Biology:Asymmetric PCR

From HandWiki

Asymmetric PCR is a variation of PCR used to preferentially amplify one strand of the original DNA more than the other.[1] The technique has applications in some types of sequencing and hybridization probing where having only one of the two complementary strands is required.[2]

Methodology

Asymmetric PCR differs from regular PCR by the excessive amount of primers for a chosen strand. Due to the slow (arithmetic) amplification later in the reaction (after the limiting primer has been used up) extra cycles of PCR are required.[3]

A modification on this process, known as Linear-After-The-Exponential-PCR (LATE-PCR), uses a limiting primer with a higher melting temperature than the excess primer to maintain reaction efficiency as the limiting primer concentration decreases mid-reaction.[4]

Applications

Asymmetric PCR can be used to form single stranded DNA from double stranded DNA, which is then used for DNA sequencing in the mutagenesis method.[citation needed] Single stranded DNA is also important for aptamer generation.[1]

References

  1. 1.0 1.1 Citartan, Marimuthu (December 2011). "Asymmetric PCR for good quality ssDNA generation towards DNA aptamer production". Songklanakarin J. Sci. Technol. 34 (2): 125–131. http://rdo.psu.ac.th/sjstweb/journal/34-2/0125-3395-volume-125-131.pdf.
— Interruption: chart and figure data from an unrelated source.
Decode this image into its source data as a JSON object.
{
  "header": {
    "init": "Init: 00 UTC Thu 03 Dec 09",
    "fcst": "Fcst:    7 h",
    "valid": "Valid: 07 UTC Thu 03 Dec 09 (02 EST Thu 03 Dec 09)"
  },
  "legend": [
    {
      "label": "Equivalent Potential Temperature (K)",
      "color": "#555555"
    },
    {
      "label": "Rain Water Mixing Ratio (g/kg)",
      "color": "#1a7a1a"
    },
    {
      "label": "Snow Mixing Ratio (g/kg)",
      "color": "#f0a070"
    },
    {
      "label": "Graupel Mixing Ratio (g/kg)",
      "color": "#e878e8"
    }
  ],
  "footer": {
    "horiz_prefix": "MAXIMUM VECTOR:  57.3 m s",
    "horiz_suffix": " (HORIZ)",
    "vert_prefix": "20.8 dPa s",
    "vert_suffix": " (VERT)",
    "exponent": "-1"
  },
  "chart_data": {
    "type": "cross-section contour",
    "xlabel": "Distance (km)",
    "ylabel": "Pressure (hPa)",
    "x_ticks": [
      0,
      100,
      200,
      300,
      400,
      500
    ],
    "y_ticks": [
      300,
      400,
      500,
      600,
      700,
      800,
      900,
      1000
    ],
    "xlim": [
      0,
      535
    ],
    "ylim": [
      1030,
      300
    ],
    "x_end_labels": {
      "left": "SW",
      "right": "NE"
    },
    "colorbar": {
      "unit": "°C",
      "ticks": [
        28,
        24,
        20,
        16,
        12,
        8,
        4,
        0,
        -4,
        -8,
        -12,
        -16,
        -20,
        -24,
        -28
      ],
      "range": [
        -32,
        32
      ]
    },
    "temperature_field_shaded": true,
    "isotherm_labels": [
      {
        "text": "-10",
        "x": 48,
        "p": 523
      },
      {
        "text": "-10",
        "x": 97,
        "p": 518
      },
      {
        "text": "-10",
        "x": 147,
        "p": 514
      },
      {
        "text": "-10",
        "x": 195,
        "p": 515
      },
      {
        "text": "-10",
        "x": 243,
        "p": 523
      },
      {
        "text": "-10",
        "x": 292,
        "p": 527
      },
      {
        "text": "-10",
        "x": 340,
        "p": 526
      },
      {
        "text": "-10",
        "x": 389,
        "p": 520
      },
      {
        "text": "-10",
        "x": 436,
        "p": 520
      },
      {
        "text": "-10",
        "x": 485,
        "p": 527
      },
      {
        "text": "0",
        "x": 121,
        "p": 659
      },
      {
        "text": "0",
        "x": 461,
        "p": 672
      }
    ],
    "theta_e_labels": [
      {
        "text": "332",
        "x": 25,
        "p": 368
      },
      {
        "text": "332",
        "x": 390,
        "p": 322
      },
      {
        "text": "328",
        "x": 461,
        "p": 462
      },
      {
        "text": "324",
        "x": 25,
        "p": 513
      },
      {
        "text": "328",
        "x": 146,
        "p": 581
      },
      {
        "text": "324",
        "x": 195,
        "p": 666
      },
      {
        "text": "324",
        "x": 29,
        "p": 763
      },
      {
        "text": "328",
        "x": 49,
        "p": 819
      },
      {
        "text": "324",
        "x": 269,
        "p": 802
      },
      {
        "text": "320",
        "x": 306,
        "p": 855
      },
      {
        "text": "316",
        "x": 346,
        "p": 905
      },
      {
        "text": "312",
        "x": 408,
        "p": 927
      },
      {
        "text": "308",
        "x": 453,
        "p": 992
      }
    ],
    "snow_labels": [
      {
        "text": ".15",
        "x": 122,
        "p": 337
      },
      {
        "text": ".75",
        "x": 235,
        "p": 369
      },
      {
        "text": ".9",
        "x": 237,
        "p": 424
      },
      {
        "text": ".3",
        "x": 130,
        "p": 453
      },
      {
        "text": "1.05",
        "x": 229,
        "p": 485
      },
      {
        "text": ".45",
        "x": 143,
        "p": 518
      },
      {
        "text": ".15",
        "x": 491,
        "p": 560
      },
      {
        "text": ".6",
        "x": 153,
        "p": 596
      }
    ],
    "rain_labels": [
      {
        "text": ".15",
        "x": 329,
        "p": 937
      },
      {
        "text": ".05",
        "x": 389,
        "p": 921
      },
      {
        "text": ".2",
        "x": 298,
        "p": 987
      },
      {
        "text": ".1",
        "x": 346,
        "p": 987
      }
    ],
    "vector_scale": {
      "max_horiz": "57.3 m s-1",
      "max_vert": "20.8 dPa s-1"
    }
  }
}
Retrieved 2017-11-18. 
  2. Wooddell, C I; Burgess, R R (1996). "Use of Asymmetric PCR to Generate Long Primers and Single-stranded DNA for Incorporating Cross-linking Analogs into Specific Sites in a DNA Probe". Genome Res. 6 (9): 886–892. doi:10.1101/gr.6.9.886. PMID 8889557. 
  3. Heiat, Mohammad (14 January 2017). "Essential strategies to optimize asymmetric PCR conditions as a reliable method to generate large amount of ssDNA aptamers". Biotechnology and Applied Biochemistry 64 (4): 541–548. doi:10.1002/bab.1507. PMID 27222205. 
  4. Sanchez, J. Aquiles (4 December 2003). "Linear-After-The-Exponential (LATE)–PCR: An advanced method of asymmetric PCR and its uses in quantitative real-time analysis". Proceedings of the National Academy of Sciences 101 (7): 1933–1938. doi:10.1073/pnas.0305476101. PMID 14769930.